Philipp Kadelbach directed all eight episodes. Healso directed the highly respected mini-series Generation War; and for the BBC, SS-GB; and directs We Children from Bahnhof Zoo with some serious flare. The show cost around 25 million euros, and every penny is pretty much on the screen—except for any attempt to make Berlin look dirty, other than some of the flats the kids live in. Given the cost, they could’ve made the discotheque the kids go to look like the dingy seedy club it was in 1975 instead of looking like this superclub that rich twats go to so they can do lines in VIP rooms. It takes some pages from the visual look of Trainspotting in its depiction of heroin use—and in fact it completely glamourises heroin use and teenage prostitution, something the original film tried its best not to do even though it does to a extent.

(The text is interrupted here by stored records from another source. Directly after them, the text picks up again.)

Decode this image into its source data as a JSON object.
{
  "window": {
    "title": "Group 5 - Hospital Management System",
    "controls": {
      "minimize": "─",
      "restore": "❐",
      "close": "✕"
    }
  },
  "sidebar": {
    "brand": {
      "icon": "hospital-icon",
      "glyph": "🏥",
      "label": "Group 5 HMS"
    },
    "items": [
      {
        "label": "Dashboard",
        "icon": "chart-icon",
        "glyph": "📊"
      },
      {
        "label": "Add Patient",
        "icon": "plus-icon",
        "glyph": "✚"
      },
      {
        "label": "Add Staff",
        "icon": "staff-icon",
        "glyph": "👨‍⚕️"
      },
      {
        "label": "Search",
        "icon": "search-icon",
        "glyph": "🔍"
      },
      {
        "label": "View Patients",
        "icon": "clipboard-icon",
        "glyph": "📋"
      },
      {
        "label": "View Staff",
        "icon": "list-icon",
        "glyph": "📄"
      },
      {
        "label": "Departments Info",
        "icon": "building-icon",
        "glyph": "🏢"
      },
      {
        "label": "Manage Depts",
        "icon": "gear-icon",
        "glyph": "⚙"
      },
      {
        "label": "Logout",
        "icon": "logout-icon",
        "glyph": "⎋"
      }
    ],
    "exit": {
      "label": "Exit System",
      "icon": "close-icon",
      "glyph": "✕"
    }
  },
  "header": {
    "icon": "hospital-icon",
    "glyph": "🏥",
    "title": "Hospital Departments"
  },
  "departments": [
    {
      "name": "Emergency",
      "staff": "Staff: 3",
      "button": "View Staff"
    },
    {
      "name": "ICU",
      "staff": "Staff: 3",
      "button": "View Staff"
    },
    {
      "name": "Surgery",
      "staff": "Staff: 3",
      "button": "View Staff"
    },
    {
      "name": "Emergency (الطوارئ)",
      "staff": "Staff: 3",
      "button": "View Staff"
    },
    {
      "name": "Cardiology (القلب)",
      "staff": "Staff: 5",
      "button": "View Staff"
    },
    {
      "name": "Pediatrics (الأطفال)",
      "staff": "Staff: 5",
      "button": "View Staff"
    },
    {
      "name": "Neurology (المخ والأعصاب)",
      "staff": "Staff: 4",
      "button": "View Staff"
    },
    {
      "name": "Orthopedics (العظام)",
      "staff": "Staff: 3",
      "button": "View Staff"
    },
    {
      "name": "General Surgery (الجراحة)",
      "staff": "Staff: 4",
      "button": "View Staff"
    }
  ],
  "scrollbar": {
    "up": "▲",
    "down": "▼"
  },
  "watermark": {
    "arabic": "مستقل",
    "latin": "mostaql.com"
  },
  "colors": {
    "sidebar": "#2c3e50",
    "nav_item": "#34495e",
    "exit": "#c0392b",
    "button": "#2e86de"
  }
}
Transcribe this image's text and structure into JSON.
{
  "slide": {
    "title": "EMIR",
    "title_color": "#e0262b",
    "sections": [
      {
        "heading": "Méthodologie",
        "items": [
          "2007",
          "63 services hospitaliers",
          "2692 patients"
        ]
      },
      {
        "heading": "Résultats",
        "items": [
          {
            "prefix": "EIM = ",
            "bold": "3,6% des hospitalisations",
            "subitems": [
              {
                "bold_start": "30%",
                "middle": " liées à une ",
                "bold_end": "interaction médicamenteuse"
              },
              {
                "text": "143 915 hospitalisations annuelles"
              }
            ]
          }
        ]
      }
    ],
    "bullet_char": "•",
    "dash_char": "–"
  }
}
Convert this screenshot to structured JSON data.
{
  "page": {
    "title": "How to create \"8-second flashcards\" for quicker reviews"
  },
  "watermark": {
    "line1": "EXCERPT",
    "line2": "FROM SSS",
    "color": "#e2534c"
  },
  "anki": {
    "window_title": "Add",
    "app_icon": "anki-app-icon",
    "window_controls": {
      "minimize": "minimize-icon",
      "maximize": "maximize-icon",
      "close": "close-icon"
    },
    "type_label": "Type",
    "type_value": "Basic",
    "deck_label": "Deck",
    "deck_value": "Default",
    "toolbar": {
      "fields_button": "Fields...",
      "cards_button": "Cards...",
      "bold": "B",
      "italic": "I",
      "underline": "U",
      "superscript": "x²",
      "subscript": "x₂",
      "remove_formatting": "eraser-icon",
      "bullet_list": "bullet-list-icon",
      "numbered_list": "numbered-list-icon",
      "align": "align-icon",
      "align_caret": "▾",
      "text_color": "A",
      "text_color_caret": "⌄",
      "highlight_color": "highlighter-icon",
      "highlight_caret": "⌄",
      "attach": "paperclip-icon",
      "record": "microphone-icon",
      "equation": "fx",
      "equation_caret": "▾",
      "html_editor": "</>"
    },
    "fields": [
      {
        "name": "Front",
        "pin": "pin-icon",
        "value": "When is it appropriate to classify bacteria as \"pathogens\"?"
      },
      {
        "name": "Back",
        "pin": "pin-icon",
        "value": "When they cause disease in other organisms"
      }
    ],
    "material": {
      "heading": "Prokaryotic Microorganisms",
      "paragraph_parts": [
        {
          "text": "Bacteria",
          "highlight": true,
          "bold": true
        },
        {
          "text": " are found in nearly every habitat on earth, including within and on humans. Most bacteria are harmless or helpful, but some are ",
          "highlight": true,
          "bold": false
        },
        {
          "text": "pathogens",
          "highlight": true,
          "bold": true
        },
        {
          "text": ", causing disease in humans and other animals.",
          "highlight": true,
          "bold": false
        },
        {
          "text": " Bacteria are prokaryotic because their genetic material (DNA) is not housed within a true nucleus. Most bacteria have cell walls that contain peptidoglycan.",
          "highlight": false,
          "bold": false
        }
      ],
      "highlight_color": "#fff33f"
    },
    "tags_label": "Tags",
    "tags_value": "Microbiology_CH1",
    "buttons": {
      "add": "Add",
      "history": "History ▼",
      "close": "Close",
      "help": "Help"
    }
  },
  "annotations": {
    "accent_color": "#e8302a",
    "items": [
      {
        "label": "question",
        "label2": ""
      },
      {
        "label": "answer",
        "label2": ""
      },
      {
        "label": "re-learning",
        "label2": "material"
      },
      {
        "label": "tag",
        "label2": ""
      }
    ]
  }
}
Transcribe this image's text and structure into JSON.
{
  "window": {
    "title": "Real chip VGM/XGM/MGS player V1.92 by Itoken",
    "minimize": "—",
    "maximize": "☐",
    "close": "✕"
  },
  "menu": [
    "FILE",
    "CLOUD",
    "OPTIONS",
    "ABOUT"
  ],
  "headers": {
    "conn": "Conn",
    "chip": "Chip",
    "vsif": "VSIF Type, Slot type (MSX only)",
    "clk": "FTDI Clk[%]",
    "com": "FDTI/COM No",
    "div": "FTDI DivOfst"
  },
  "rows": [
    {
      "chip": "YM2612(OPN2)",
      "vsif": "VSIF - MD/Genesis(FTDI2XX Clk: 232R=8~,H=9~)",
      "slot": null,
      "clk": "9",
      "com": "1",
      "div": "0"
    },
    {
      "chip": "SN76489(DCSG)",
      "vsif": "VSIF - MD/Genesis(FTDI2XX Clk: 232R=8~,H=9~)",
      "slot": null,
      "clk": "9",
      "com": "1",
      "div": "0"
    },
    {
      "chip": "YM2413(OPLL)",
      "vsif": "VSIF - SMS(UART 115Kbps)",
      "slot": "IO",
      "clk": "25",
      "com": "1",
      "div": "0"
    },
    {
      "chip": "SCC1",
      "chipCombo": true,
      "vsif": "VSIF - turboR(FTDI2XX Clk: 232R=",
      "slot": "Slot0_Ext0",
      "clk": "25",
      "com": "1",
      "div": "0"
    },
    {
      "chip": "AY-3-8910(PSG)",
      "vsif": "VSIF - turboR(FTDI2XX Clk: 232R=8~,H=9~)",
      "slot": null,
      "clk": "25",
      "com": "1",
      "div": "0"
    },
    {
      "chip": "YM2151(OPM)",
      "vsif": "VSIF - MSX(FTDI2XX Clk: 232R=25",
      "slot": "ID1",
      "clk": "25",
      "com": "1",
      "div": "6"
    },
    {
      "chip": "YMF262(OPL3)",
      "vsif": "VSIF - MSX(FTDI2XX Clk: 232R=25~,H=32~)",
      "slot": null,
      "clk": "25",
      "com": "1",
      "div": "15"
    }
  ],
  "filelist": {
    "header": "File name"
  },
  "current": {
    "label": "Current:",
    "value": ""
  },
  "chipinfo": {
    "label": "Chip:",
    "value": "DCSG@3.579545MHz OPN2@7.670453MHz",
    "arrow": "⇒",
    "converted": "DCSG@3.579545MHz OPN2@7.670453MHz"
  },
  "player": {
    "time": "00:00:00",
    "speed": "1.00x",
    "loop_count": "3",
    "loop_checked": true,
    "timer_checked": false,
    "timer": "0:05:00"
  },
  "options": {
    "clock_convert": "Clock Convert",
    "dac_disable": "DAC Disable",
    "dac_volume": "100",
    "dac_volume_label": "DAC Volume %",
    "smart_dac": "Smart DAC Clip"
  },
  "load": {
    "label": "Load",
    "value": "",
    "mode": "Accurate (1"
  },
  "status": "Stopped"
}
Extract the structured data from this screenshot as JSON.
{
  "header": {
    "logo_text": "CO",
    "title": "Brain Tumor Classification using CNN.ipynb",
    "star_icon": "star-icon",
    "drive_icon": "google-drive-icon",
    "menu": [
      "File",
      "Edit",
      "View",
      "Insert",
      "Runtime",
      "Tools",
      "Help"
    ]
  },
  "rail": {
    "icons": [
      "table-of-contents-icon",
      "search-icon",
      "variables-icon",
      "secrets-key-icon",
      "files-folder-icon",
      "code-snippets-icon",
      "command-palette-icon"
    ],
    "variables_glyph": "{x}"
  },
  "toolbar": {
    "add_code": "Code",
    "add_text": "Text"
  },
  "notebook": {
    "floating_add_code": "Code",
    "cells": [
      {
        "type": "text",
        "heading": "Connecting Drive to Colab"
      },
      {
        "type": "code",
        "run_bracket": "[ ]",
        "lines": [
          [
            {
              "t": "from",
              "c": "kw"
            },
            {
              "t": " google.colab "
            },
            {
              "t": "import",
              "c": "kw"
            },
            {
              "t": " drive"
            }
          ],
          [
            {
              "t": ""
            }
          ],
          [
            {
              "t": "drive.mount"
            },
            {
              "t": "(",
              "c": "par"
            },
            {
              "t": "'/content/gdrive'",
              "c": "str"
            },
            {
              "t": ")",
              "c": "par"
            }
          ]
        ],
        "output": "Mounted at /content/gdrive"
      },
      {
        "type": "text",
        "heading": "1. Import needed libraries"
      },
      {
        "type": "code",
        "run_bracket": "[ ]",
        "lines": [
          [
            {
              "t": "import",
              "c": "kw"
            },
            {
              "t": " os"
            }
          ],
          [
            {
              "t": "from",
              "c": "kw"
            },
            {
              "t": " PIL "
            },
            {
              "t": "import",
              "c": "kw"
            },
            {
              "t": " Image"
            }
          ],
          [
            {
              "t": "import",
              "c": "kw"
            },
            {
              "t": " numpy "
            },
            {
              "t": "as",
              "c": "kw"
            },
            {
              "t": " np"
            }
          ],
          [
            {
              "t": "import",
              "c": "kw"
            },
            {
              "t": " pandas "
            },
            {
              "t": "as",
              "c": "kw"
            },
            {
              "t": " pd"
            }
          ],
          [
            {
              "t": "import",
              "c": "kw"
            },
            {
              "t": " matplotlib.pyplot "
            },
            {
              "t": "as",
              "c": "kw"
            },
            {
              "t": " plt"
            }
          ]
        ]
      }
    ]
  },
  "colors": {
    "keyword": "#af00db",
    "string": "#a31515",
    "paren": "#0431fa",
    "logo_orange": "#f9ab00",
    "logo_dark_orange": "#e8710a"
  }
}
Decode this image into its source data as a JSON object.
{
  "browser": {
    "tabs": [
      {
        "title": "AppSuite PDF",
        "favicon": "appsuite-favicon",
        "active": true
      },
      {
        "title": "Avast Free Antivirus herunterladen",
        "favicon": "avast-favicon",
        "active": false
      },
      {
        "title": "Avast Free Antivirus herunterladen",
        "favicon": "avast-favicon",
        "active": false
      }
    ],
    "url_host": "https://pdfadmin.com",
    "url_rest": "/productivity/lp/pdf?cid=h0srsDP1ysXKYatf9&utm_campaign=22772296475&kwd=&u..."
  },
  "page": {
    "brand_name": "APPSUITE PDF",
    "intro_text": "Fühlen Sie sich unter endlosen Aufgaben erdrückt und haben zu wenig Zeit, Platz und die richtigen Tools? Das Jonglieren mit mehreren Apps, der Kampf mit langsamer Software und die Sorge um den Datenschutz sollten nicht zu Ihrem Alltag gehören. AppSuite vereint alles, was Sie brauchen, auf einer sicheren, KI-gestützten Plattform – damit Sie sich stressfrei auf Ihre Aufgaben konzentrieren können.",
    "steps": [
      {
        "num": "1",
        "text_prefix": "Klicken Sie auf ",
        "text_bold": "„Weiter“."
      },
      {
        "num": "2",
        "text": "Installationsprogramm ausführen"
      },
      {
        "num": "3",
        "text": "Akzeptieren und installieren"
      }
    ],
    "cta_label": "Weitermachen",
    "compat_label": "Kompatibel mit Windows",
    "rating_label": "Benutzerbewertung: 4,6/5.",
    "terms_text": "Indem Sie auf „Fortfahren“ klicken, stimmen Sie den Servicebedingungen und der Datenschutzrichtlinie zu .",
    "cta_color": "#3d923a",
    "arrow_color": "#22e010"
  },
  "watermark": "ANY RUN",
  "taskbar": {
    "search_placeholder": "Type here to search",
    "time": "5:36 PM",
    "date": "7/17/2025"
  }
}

The performances from the cast are all technically good even if the reality are upwards of a decade two old for the roles they are playing. Jana McKinnon plays Christiane and is perfectly decent, but you never get a sense of danger in the situations she finds herself in, and even the prostitution is toned down considerably from the original film. Natja Brunckhorst, who played the original Christiane, you actually feel for—which is undoubtedly helped by the fact she was more or less the same age as Christiane and was a dead ringer for her real-life counterpart. The real standout in the cast is Lea Drinda as Babsi, who has a real innocence about her. That is probably due to the fact she is one of the younger actors in her group of friends. She also lives in this version, but in real life and the film version she dies, in one of the original’s real heart wrenching moments. Her boyfriend’s name is changed for the TV adaptation and the storyline is considerably watered down—he does turn tricks with older men, but it’s almost an afterthought except for some sequences in this flat that looks like it belongs in the orgy scenes from Eyes Wide Shut. The original film is very effective and showed just how much underage prostitution was going on around the Bahnhof Zoo at the time, and how it was pretty equally split between the boys and girls. In the TV version, it seems to be mostly the girls.

Despite these criticisms, We Children from Bahnhof Zoo is technically very well made. The performances are good, even if the actors somewhat miscast, and if you want to see a truly baffling take on a true-life story, it’s worth seeing. I certainly enjoyed the debauchery on display, but it had none of the substance of the original. It’s a real missed opportunity, because although Christiane acknowledged the authenticity of the original film, both left out the fact that her father abused her and her sister, while her mother was far more invested in an affair she was having with another man. Given that you have more time with an eight-part mini-series, the writers could even have gone into her time in Zurich, where she tried to escape her celebrity in Germany and befriended people like Patricia Highsmith, and also short-lived music career with her then-boyfriend Alexander Hacke of the Berlin based industrial band Einstürzende Neubauten. They could’ve even included the ill-fated press tour she took in the US to promote the film where she got kicked out of the country for drug possession. The TV version ends on a completely phoney positive note of Christiane, which is just a lie and a disservice to Christiane, who is still alive.
The series is spread over two DVDs, with a photo gallery as the only extra.